Each state has its own legal residency requirement. New Jersey requires an uninterrupted year of living in the state. However, if your spouse committed adultery while you both resided in New Jersey, there is an exception to the one-year rule. Along with residency, other factors need to be considered when the parties no longer live in the same state, including child custody.
How to File for Divorce When Parents Live in Different States
Filing for divorce in any state gives the state jurisdiction over the marriage. If children are involved, that state will also determine how to arrange custody in their best interests. For instance, in some divorces, the courts may prefer that children live part-time with one parent and part-time with the other, which can be tough if parents live in different states. For this reason, you should discuss with your divorce lawyer which state has more favorable child custody laws, given their circumstances.
Sometimes divorces involve extenuating circumstances that may muddy the waters, such as when one parent has perpetrated documented abuse against the other parent and/or their minor children. A knowledgeable divorce lawyer will be able to explain all the nuances of the law, as well as apply them to the client’s situation. Obtaining a legal opinion upfront is essential, because mistakes can be emotionally and financially costly.
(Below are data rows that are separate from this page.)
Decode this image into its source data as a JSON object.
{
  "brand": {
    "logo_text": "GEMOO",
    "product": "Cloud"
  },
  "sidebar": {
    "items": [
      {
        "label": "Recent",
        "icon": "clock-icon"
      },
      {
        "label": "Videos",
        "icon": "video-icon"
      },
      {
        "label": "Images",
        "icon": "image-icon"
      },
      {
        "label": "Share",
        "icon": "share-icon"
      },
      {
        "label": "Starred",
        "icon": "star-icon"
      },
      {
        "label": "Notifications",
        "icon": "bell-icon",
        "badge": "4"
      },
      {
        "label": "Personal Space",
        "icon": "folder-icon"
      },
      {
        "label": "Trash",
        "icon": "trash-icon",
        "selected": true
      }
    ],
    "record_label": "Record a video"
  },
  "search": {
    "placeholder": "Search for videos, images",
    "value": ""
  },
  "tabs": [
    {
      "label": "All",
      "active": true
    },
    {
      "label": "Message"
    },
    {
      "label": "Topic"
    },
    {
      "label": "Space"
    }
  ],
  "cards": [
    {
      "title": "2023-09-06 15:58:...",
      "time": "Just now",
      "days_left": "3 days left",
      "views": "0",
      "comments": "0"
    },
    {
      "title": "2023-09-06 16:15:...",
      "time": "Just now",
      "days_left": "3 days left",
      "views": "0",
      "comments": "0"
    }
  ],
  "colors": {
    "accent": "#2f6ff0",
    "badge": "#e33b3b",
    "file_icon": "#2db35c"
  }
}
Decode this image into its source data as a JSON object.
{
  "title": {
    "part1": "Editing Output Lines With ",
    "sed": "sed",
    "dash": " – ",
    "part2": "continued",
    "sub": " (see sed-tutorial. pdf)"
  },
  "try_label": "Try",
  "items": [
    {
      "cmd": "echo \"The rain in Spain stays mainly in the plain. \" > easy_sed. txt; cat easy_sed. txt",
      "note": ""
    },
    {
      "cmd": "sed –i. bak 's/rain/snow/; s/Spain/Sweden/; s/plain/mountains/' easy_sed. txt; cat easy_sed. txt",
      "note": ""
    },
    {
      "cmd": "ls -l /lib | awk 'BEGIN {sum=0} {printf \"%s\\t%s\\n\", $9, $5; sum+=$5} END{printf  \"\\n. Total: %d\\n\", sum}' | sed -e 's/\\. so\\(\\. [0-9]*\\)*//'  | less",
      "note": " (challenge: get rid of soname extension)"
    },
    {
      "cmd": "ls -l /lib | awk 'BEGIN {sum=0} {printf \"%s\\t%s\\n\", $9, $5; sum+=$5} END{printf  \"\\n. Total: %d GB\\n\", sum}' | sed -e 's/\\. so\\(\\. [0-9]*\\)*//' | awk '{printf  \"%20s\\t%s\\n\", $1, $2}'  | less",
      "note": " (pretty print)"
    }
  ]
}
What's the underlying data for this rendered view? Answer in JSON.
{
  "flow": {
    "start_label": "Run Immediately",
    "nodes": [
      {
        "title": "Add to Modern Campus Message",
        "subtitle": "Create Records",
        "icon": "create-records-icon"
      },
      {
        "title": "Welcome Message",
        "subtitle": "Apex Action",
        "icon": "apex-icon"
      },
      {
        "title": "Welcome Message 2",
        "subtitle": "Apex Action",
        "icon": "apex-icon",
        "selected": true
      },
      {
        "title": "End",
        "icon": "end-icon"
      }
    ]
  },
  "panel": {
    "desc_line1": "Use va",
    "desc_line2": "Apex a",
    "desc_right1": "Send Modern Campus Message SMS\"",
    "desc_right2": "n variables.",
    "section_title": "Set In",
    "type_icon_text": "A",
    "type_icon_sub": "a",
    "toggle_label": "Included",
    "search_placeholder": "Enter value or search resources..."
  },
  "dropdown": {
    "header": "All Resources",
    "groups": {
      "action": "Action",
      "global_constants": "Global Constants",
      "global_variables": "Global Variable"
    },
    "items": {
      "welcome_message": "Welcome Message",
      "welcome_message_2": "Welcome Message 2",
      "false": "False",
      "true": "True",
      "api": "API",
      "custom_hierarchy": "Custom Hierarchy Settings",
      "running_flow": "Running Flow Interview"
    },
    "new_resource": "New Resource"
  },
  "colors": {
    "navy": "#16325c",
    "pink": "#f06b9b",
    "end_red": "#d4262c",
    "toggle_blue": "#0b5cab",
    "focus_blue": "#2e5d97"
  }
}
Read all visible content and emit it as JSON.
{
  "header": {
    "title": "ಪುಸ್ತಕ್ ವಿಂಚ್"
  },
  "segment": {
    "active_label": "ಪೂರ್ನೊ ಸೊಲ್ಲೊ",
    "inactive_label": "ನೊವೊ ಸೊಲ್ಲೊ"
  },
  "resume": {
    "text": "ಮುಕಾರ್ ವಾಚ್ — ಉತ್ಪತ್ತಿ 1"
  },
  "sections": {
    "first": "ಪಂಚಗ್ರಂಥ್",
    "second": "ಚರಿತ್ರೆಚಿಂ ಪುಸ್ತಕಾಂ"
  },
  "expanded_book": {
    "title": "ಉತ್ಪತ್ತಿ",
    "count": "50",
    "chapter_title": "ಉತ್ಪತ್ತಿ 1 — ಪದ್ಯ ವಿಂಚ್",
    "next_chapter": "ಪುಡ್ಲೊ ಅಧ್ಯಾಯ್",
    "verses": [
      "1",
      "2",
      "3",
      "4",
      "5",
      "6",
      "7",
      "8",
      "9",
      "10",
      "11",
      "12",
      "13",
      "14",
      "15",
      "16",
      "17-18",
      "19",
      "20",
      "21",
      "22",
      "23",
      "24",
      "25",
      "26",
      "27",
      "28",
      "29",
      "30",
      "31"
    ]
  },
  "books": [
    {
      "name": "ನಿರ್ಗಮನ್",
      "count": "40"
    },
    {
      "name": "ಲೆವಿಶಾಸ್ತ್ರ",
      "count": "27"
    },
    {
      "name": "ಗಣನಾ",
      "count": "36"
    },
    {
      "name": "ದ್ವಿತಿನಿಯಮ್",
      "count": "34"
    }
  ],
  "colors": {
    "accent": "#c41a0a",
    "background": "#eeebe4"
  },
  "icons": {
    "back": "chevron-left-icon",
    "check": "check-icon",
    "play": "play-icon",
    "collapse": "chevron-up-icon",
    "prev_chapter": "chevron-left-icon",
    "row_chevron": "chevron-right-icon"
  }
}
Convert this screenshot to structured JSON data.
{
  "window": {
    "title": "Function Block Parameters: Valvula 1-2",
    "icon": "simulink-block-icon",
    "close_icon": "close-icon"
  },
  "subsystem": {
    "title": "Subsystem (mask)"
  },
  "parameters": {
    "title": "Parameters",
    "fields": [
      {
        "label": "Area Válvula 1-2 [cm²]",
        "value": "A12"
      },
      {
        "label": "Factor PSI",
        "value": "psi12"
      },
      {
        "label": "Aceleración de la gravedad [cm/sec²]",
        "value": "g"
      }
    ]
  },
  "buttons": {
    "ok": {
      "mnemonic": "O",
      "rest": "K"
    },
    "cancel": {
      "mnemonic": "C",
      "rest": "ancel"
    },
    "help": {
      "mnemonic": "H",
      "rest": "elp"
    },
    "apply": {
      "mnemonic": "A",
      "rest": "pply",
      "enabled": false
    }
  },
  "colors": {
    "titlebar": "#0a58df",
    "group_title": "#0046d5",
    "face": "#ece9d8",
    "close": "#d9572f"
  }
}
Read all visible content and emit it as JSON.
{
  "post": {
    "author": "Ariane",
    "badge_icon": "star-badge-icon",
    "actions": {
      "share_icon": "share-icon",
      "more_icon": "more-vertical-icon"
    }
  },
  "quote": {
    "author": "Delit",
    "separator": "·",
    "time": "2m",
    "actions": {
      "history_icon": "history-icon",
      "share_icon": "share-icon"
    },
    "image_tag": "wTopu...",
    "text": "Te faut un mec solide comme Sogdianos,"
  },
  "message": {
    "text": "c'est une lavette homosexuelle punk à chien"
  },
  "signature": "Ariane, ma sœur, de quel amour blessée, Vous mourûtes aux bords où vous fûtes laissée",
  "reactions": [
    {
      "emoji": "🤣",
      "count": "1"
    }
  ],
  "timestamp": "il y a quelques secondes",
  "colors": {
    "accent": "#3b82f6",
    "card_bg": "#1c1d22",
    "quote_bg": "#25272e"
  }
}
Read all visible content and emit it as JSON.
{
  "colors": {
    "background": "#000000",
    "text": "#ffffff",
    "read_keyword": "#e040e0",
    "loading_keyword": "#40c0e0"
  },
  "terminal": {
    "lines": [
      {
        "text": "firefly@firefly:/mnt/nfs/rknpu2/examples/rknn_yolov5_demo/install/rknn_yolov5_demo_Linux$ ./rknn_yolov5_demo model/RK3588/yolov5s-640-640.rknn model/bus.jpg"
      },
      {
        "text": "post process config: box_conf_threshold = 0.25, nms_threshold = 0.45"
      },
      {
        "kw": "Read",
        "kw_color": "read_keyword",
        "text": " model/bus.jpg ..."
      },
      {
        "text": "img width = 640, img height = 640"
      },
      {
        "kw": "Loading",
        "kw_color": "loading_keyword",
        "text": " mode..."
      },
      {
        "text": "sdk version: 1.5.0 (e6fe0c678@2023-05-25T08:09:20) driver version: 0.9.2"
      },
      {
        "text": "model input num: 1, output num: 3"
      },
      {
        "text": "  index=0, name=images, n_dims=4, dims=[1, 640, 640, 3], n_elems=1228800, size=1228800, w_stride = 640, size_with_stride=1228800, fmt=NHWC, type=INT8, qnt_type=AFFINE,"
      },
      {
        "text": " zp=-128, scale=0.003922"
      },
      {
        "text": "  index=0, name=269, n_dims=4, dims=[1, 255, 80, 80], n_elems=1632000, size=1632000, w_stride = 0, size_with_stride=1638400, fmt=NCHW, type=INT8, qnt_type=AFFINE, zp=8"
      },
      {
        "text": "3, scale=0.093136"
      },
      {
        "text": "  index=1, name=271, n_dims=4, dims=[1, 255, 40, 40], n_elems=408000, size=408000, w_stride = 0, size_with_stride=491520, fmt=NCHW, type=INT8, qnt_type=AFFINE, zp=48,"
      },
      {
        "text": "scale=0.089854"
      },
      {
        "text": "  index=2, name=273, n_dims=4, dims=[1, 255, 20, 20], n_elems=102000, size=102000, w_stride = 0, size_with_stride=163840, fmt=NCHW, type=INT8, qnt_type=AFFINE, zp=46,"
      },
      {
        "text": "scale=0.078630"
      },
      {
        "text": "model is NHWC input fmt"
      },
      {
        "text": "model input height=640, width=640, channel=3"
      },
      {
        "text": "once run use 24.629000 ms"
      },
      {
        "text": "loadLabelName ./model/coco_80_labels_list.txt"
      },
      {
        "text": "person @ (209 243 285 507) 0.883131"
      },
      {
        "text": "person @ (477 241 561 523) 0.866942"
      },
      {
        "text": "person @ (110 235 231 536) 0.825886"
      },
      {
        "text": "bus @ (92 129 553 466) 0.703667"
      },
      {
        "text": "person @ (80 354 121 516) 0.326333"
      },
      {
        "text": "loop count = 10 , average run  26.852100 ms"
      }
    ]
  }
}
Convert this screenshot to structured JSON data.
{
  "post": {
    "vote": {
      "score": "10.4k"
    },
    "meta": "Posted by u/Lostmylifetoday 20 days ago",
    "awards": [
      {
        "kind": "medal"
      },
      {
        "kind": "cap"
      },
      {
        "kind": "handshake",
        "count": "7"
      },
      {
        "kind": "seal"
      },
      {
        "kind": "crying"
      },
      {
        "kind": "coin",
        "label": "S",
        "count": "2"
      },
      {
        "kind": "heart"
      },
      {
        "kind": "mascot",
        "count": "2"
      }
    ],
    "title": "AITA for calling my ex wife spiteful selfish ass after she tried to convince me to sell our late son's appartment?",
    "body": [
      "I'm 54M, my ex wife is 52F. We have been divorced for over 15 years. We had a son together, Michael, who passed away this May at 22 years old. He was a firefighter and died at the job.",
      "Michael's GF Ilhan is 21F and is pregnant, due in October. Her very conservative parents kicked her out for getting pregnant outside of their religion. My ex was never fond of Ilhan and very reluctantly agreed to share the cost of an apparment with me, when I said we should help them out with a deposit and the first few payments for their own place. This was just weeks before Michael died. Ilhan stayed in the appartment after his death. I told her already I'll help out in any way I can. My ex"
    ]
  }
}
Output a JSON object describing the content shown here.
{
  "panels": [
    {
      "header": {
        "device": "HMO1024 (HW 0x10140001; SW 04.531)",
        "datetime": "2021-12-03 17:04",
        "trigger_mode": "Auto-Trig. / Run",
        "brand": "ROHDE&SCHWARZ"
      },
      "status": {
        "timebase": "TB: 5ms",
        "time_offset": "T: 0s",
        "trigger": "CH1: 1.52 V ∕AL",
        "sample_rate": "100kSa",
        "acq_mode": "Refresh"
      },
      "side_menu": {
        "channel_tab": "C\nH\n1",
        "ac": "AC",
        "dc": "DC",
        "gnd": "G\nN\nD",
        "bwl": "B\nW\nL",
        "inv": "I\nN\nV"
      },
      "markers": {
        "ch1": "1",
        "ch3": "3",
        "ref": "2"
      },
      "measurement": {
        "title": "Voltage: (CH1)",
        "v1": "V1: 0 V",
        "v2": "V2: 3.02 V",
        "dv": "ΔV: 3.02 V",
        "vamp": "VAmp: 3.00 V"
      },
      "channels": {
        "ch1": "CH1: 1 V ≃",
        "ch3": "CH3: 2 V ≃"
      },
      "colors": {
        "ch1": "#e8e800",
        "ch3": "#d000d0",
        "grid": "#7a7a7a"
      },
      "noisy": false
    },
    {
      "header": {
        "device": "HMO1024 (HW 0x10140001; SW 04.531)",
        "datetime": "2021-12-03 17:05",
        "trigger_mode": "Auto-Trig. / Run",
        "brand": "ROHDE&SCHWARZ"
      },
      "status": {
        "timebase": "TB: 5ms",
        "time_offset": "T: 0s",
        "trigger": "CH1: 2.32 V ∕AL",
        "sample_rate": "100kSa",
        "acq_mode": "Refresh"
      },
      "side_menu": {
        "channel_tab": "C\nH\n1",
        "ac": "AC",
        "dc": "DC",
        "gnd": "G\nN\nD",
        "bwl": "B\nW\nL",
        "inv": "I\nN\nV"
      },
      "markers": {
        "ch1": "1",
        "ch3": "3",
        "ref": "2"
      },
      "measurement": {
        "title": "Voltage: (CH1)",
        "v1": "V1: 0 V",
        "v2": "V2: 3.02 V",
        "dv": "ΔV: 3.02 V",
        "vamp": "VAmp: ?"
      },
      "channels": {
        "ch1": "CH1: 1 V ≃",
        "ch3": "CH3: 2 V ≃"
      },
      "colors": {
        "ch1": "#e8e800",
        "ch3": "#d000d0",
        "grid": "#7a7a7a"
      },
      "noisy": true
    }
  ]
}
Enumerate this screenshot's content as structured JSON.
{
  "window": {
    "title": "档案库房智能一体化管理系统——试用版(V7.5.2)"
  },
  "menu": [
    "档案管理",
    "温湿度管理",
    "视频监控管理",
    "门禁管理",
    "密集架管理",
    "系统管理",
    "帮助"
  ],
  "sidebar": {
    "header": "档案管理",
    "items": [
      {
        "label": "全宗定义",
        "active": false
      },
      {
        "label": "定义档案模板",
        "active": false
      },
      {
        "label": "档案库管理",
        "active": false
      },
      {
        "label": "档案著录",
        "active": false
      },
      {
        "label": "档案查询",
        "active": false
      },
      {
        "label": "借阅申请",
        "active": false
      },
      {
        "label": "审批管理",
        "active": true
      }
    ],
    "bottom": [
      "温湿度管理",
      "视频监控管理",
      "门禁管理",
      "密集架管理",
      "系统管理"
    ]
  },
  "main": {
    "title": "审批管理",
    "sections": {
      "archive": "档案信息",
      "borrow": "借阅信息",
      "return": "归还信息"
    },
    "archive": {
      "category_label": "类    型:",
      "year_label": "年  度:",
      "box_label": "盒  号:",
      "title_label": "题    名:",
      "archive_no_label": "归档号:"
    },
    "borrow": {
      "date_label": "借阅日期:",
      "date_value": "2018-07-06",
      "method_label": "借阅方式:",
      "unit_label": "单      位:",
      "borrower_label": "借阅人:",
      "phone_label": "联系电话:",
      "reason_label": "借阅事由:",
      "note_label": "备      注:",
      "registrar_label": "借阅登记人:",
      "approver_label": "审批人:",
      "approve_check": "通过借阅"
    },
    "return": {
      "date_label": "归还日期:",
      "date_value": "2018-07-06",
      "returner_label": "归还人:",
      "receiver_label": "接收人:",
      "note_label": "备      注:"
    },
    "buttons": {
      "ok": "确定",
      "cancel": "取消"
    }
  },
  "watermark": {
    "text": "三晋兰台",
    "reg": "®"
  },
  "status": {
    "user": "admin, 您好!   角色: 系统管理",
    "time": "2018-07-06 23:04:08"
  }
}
Filing for Divorce Without an Attorney
Any married person can initiate a divorce without retaining the services of a divorce lawyer. Yet, doing so can be tricky, especially when the divorce involves parties living in two different states. Remember that deadlines and filing expectations are strict and making mistakes can create hiccups in the process. For instance, if someone has not established residency or incorrectly serves the other party with divorce papers, the case may be delayed or thrown out.